Hearing a scratch at the door, he went to open it. Albert crossed the threshold, wagging and snorting happily. “Useless mongrel,” Christopher said, bending to pet him. “You smell like the floor of an East End tavern.” The dog pushed back against his palm demandingly. Christopher lowered to his haunches and regarded him ruefully. “What would you say if you could talk?” he asked. “I suppose it’s better that you don’t. That’s the point of having a dog. No conversation. Just admiring gazes and endless panting.”
Someone spoke from the threshold behind him, startling him. “I hope that’s not what you’ll expect . . .”
Reacting with explosive instinct, Christopher turned and fastened his hand around a soft throat.
“. . . from a wife,” Beatrix finished unsteadily.
Christopher froze. Trying to think above the frenzy, he took a shivering breath, and blinked hard.
What in God’s name was he doing?
He had shoved Beatrix against the doorjamb, pinning her by the throat, his other hand drawn back in a lethal fist. He was a hairsbreadth away from delivering a blow that would shatter delicate bones in her face.

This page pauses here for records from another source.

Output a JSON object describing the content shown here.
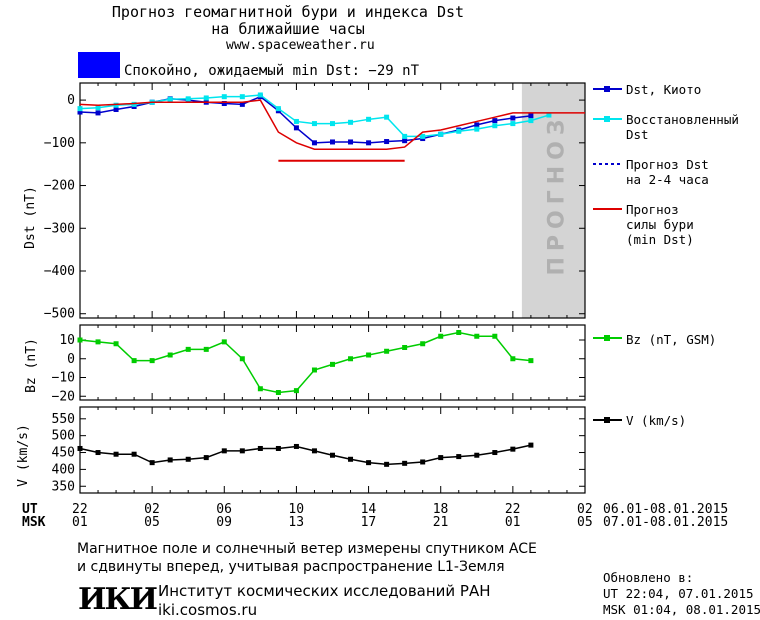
{
  "header": {
    "title_line1": "Прогноз геомагнитной бури и индекса Dst",
    "title_line2": "на ближайшие часы",
    "url": "www.spaceweather.ru"
  },
  "status": {
    "text": "Спокойно, ожидаемый min Dst: −29 nT",
    "color": "#0000ff"
  },
  "forecast_band_label": "ПРОГНОЗ",
  "legend": {
    "dst_kyoto": "Dst, Киото",
    "dst_restored_1": "Восстановленный",
    "dst_restored_2": "Dst",
    "dst_forecast_1": "Прогноз Dst",
    "dst_forecast_2": "на 2-4 часа",
    "storm_1": "Прогноз",
    "storm_2": "силы бури",
    "storm_3": "(min Dst)",
    "bz": "Bz (nT, GSM)",
    "v": "V (km/s)"
  },
  "time_axis": {
    "ut_label": "UT",
    "msk_label": "MSK",
    "ut_ticks": [
      "22",
      "02",
      "06",
      "10",
      "14",
      "18",
      "22",
      "02"
    ],
    "msk_ticks": [
      "01",
      "05",
      "09",
      "13",
      "17",
      "21",
      "01",
      "05"
    ],
    "ut_range": "06.01-08.01.2015",
    "msk_range": "07.01-08.01.2015"
  },
  "footer": {
    "line1": "Магнитное поле и солнечный ветер измерены спутником ACE",
    "line2": "и сдвинуты вперед, учитывая распространение L1-Земля",
    "logo": "ИКИ",
    "institute": "Институт космических исследований РАН",
    "site": "iki.cosmos.ru"
  },
  "updated": {
    "label": "Обновлено в:",
    "ut": "UT   22:04, 07.01.2015",
    "msk": "MSK 01:04, 08.01.2015"
  },
  "chart_data": [
    {
      "type": "line",
      "panel": "dst",
      "ylabel": "Dst (nT)",
      "ylim": [
        -510,
        40
      ],
      "yticks": [
        0,
        -100,
        -200,
        -300,
        -400,
        -500
      ],
      "x_unit": "hours since 22 UT 06.01.2015",
      "xlim": [
        0,
        28
      ],
      "forecast_region": [
        24.5,
        28
      ],
      "series": [
        {
          "name": "Dst, Киото",
          "color": "#0000cc",
          "x": [
            0,
            1,
            2,
            3,
            4,
            5,
            6,
            7,
            8,
            9,
            10,
            11,
            12,
            13,
            14,
            15,
            16,
            17,
            18,
            19,
            20,
            21,
            22,
            23,
            24,
            25
          ],
          "values": [
            -28,
            -30,
            -22,
            -15,
            -5,
            3,
            0,
            -5,
            -8,
            -10,
            8,
            -25,
            -65,
            -100,
            -98,
            -98,
            -100,
            -97,
            -95,
            -90,
            -80,
            -70,
            -58,
            -48,
            -42,
            -37
          ]
        },
        {
          "name": "Восстановленный Dst",
          "color": "#00e5ee",
          "x": [
            0,
            1,
            2,
            3,
            4,
            5,
            6,
            7,
            8,
            9,
            10,
            11,
            12,
            13,
            14,
            15,
            16,
            17,
            18,
            19,
            20,
            21,
            22,
            23,
            24,
            25,
            26
          ],
          "values": [
            -20,
            -18,
            -12,
            -10,
            -5,
            2,
            3,
            5,
            8,
            8,
            12,
            -20,
            -50,
            -55,
            -55,
            -52,
            -45,
            -40,
            -85,
            -85,
            -80,
            -73,
            -68,
            -60,
            -55,
            -48,
            -35
          ]
        },
        {
          "name": "Прогноз силы бури (min Dst)",
          "color": "#dd0000",
          "x": [
            0,
            1,
            2,
            3,
            4,
            5,
            6,
            7,
            8,
            9,
            10,
            11,
            12,
            13,
            14,
            15,
            16,
            17,
            18,
            19,
            20,
            21,
            22,
            23,
            24,
            25,
            26,
            27,
            28
          ],
          "values": [
            -10,
            -12,
            -10,
            -8,
            -5,
            -5,
            -5,
            -5,
            -5,
            -5,
            0,
            -75,
            -100,
            -115,
            -115,
            -115,
            -115,
            -115,
            -110,
            -75,
            -70,
            -60,
            -50,
            -40,
            -30,
            -30,
            -30,
            -30,
            -30
          ]
        }
      ],
      "storm_forecast_bar": {
        "x": [
          11,
          18
        ],
        "value": -142
      }
    },
    {
      "type": "line",
      "panel": "bz",
      "ylabel": "Bz (nT)",
      "ylim": [
        -22,
        18
      ],
      "yticks": [
        10,
        0,
        -10,
        -20
      ],
      "series": [
        {
          "name": "Bz (nT, GSM)",
          "color": "#00cc00",
          "x": [
            0,
            1,
            2,
            3,
            4,
            5,
            6,
            7,
            8,
            9,
            10,
            11,
            12,
            13,
            14,
            15,
            16,
            17,
            18,
            19,
            20,
            21,
            22,
            23,
            24,
            25
          ],
          "values": [
            10,
            9,
            8,
            -1,
            -1,
            2,
            5,
            5,
            9,
            0,
            -16,
            -18,
            -17,
            -6,
            -3,
            0,
            2,
            4,
            6,
            8,
            12,
            14,
            12,
            12,
            0,
            -1
          ]
        }
      ]
    },
    {
      "type": "line",
      "panel": "v",
      "ylabel": "V (km/s)",
      "ylim": [
        330,
        585
      ],
      "yticks": [
        550,
        500,
        450,
        400,
        350
      ],
      "series": [
        {
          "name": "V (km/s)",
          "color": "#000000",
          "x": [
            0,
            1,
            2,
            3,
            4,
            5,
            6,
            7,
            8,
            9,
            10,
            11,
            12,
            13,
            14,
            15,
            16,
            17,
            18,
            19,
            20,
            21,
            22,
            23,
            24,
            25
          ],
          "values": [
            462,
            450,
            445,
            445,
            420,
            428,
            430,
            435,
            455,
            455,
            462,
            462,
            468,
            455,
            442,
            430,
            420,
            415,
            418,
            422,
            435,
            438,
            442,
            450,
            460,
            472
          ]
        }
      ]
    }
  ]
}
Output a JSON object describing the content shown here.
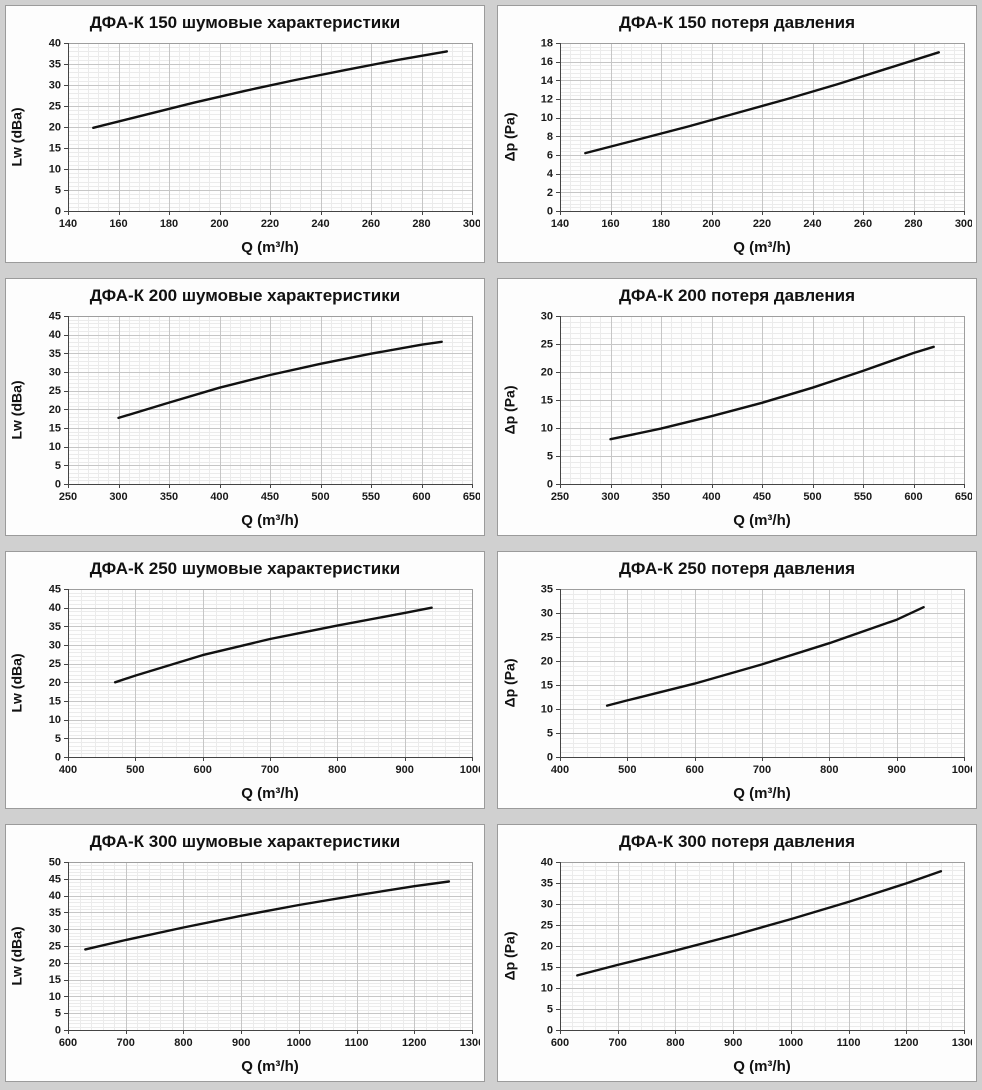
{
  "page": {
    "background": "#d0d0d0",
    "panel_background": "#fdfdfd",
    "panel_border": "#9b9b9b"
  },
  "colors": {
    "curve": "#111111",
    "major_grid": "#c6c6c6",
    "minor_grid": "#ebebeb",
    "frame": "#9e9e9e",
    "axis": "#444444",
    "text": "#1a1a1a"
  },
  "grid_style": {
    "minor_divisions_per_major": 5,
    "grid_on": true,
    "legend": "none"
  },
  "chart_data": [
    {
      "type": "line",
      "product": "ДФА-К 150",
      "measure": "noise",
      "title": "ДФА-К 150 шумовые характеристики",
      "xlabel": "Q (m³/h)",
      "ylabel": "Lw (dBa)",
      "xlim": [
        140,
        300
      ],
      "ylim": [
        0,
        40
      ],
      "xticks": [
        140,
        160,
        180,
        200,
        220,
        240,
        260,
        280,
        300
      ],
      "yticks": [
        0,
        5,
        10,
        15,
        20,
        25,
        30,
        35,
        40
      ],
      "x": [
        150,
        170,
        190,
        210,
        230,
        250,
        270,
        290
      ],
      "y": [
        19.8,
        22.8,
        25.8,
        28.6,
        31.2,
        33.6,
        35.9,
        38
      ]
    },
    {
      "type": "line",
      "product": "ДФА-К 150",
      "measure": "pressure-loss",
      "title": "ДФА-К 150 потеря давления",
      "xlabel": "Q (m³/h)",
      "ylabel": "Δp (Pa)",
      "xlim": [
        140,
        300
      ],
      "ylim": [
        0,
        18
      ],
      "xticks": [
        140,
        160,
        180,
        200,
        220,
        240,
        260,
        280,
        300
      ],
      "yticks": [
        0,
        2,
        4,
        6,
        8,
        10,
        12,
        14,
        16,
        18
      ],
      "x": [
        150,
        170,
        190,
        210,
        230,
        250,
        270,
        290
      ],
      "y": [
        6.2,
        7.6,
        9.0,
        10.5,
        12.0,
        13.6,
        15.3,
        17.0
      ]
    },
    {
      "type": "line",
      "product": "ДФА-К 200",
      "measure": "noise",
      "title": "ДФА-К 200 шумовые характеристики",
      "xlabel": "Q (m³/h)",
      "ylabel": "Lw (dBa)",
      "xlim": [
        250,
        650
      ],
      "ylim": [
        0,
        45
      ],
      "xticks": [
        250,
        300,
        350,
        400,
        450,
        500,
        550,
        600,
        650
      ],
      "yticks": [
        0,
        5,
        10,
        15,
        20,
        25,
        30,
        35,
        40,
        45
      ],
      "x": [
        300,
        350,
        400,
        450,
        500,
        550,
        600,
        620
      ],
      "y": [
        17.7,
        21.8,
        25.8,
        29.2,
        32.2,
        34.9,
        37.3,
        38.1
      ]
    },
    {
      "type": "line",
      "product": "ДФА-К 200",
      "measure": "pressure-loss",
      "title": "ДФА-К 200 потеря давления",
      "xlabel": "Q (m³/h)",
      "ylabel": "Δp (Pa)",
      "xlim": [
        250,
        650
      ],
      "ylim": [
        0,
        30
      ],
      "xticks": [
        250,
        300,
        350,
        400,
        450,
        500,
        550,
        600,
        650
      ],
      "yticks": [
        0,
        5,
        10,
        15,
        20,
        25,
        30
      ],
      "x": [
        300,
        350,
        400,
        450,
        500,
        550,
        600,
        620
      ],
      "y": [
        8.0,
        9.9,
        12.1,
        14.5,
        17.2,
        20.2,
        23.4,
        24.5
      ]
    },
    {
      "type": "line",
      "product": "ДФА-К 250",
      "measure": "noise",
      "title": "ДФА-К 250 шумовые характеристики",
      "xlabel": "Q (m³/h)",
      "ylabel": "Lw (dBa)",
      "xlim": [
        400,
        1000
      ],
      "ylim": [
        0,
        45
      ],
      "xticks": [
        400,
        500,
        600,
        700,
        800,
        900,
        1000
      ],
      "yticks": [
        0,
        5,
        10,
        15,
        20,
        25,
        30,
        35,
        40,
        45
      ],
      "x": [
        470,
        500,
        600,
        700,
        800,
        900,
        940
      ],
      "y": [
        20.0,
        21.8,
        27.3,
        31.6,
        35.2,
        38.6,
        40.0
      ]
    },
    {
      "type": "line",
      "product": "ДФА-К 250",
      "measure": "pressure-loss",
      "title": "ДФА-К 250 потеря давления",
      "xlabel": "Q (m³/h)",
      "ylabel": "Δp (Pa)",
      "xlim": [
        400,
        1000
      ],
      "ylim": [
        0,
        35
      ],
      "xticks": [
        400,
        500,
        600,
        700,
        800,
        900,
        1000
      ],
      "yticks": [
        0,
        5,
        10,
        15,
        20,
        25,
        30,
        35
      ],
      "x": [
        470,
        500,
        600,
        700,
        800,
        900,
        940
      ],
      "y": [
        10.7,
        11.8,
        15.3,
        19.3,
        23.7,
        28.6,
        31.2
      ]
    },
    {
      "type": "line",
      "product": "ДФА-К 300",
      "measure": "noise",
      "title": "ДФА-К 300 шумовые характеристики",
      "xlabel": "Q (m³/h)",
      "ylabel": "Lw (dBa)",
      "xlim": [
        600,
        1300
      ],
      "ylim": [
        0,
        50
      ],
      "xticks": [
        600,
        700,
        800,
        900,
        1000,
        1100,
        1200,
        1300
      ],
      "yticks": [
        0,
        5,
        10,
        15,
        20,
        25,
        30,
        35,
        40,
        45,
        50
      ],
      "x": [
        630,
        700,
        800,
        900,
        1000,
        1100,
        1200,
        1260
      ],
      "y": [
        24.0,
        26.8,
        30.5,
        34.0,
        37.2,
        40.1,
        42.8,
        44.2
      ]
    },
    {
      "type": "line",
      "product": "ДФА-К 300",
      "measure": "pressure-loss",
      "title": "ДФА-К 300 потеря давления",
      "xlabel": "Q (m³/h)",
      "ylabel": "Δp (Pa)",
      "xlim": [
        600,
        1300
      ],
      "ylim": [
        0,
        40
      ],
      "xticks": [
        600,
        700,
        800,
        900,
        1000,
        1100,
        1200,
        1300
      ],
      "yticks": [
        0,
        5,
        10,
        15,
        20,
        25,
        30,
        35,
        40
      ],
      "x": [
        630,
        700,
        800,
        900,
        1000,
        1100,
        1200,
        1260
      ],
      "y": [
        13.0,
        15.5,
        18.9,
        22.5,
        26.4,
        30.5,
        34.9,
        37.8
      ]
    }
  ]
}
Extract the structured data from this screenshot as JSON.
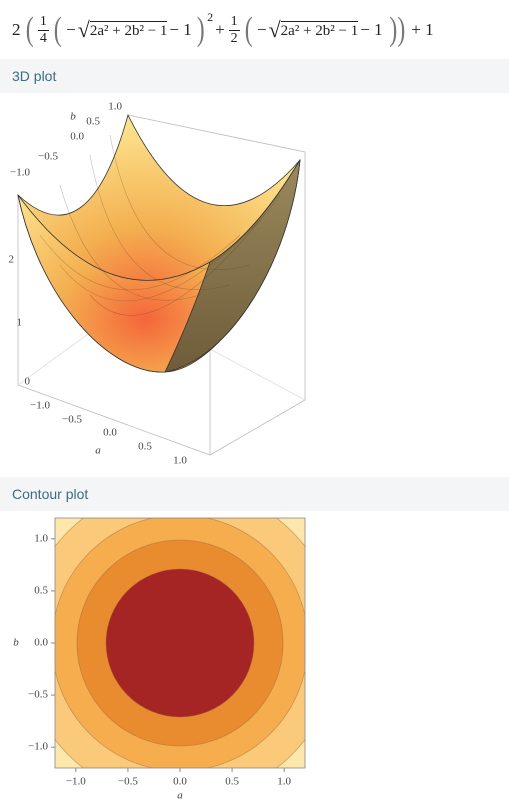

It terrified him, how much effort it took to unclench his fist and relax his arm. With the hand that was still at her throat, he felt the fragile throb of her pulse beneath his thumb, and the delicate ripple of a swallow.
Staring into her rich blue eyes, he felt the welter of violence washed away in a flood of despair.
With a muffled curse, he snatched his hand from her and went to get his drink.
“Mrs. Clocker said you’d asked not to be disturbed,” Beatrix said. “And of course the first thing I did was disturb you.”
“Don’t come up behind me,” Christopher said roughly. “Ever.”
“I of all people should have known that. I won’t do it again.”
Christopher took a fiery swallow of the liquor. “What do you mean, you of all people?”
“I’m used to wild creatures who don’t like to be approached from behind.”
He shot her a baleful glance. “How fortunate that your experience with animals has turned out to be such good preparation for marriage to me.”
“I didn’t mean . . . well, my point was that I should have been more considerate of your nerves.”
“I don’t have nerves,” he snapped.
“I’m sorry. We’ll call them something else.” Her voice was so soothing and gentle that it would have caused an assortment of cobras, tigers, wolverines, and badgers to all snuggle together and take a group nap.